Search code examples
apache-flinkflink-streaming

Can I use a custom partitioner with group by?


Let's say that I know that my dataset is unbalanced and I know the distribution of the keys. I'd like leverage this to write a custom partitioner to get the most out of the operator instances.

I know about DataStream#partitionCustom. However, if my stream is keyed, will it still work properly? My job would look something like:

KeyedDataStream afterCustomPartition = keyedStream.partitionCustom(new MyPartitioner(), MyPartitionKeySelector())

DataStreamUtils.reinterpretAsKeyedStream(afterCustomPartition, new MyGroupByKeySelector<>()).sum()

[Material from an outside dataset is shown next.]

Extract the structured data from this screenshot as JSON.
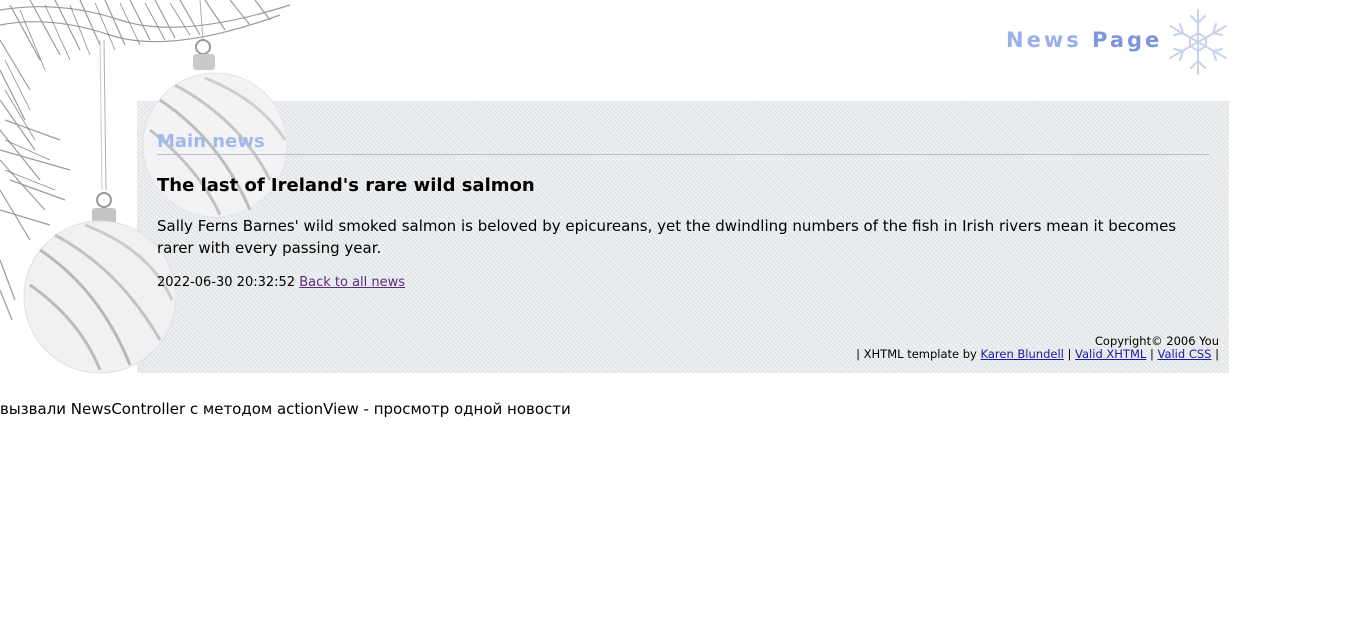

What I'm trying to achieve is:

  • Having a stream keyBy according to some key so that the reduce function will only be called with elements from that key.
  • The group by split the work across nodes based on some custom partitioning.
  • The custom partitioning returning a number based on the number of parallel operator instances (which will be fixed and not subject to rescaling).
  • The custom partioning returning different values from the keyBy. However, keyBy(x) = keyBy(y) => partition(x) = partition(y).
  • Having pre-aggregation to minimize network traffic before partitioning.

Example of the use-case:

  • Dataset: [(0, A), (0, B), (0, C), (1, D), (2, E)]
  • Number of parallel operator instances: 2
  • Group by function: returns the 1st element of the pair
  • Partition function: returns 0 for key 0 and 1 for keys 1 and 2. Advantage: deal with the data skew that could be sending keys 0 and 1 to the same operator instance which would mean that one operator instance would receive 80% of the dataset.

Solution

  • That is unfortunately not possible. DataStreamUtils.reinterpretAsKeyedStream() requires that the data is identically partitioned as if you would have called keyBy().

    The reason for this limitation are key groups and how keys are mapped to key groups. A key group is Flink's unit of how keyed state is distributed. The number of key groups determines the maximum parallelism of an operator and is configured with setMaxParallelism(). Keys are assigned to key groups with an internal hash function. By changing the partitioning of keys, keys for the same key group will be distributed across multiple machines which will not work.

    In order to tweak the assignment of key to machines, you would need to change the assignment of keys to key groups. However, there is no a public or accessible interface to do that. Therefore, custom key distributions are not supported in Flink 1.6.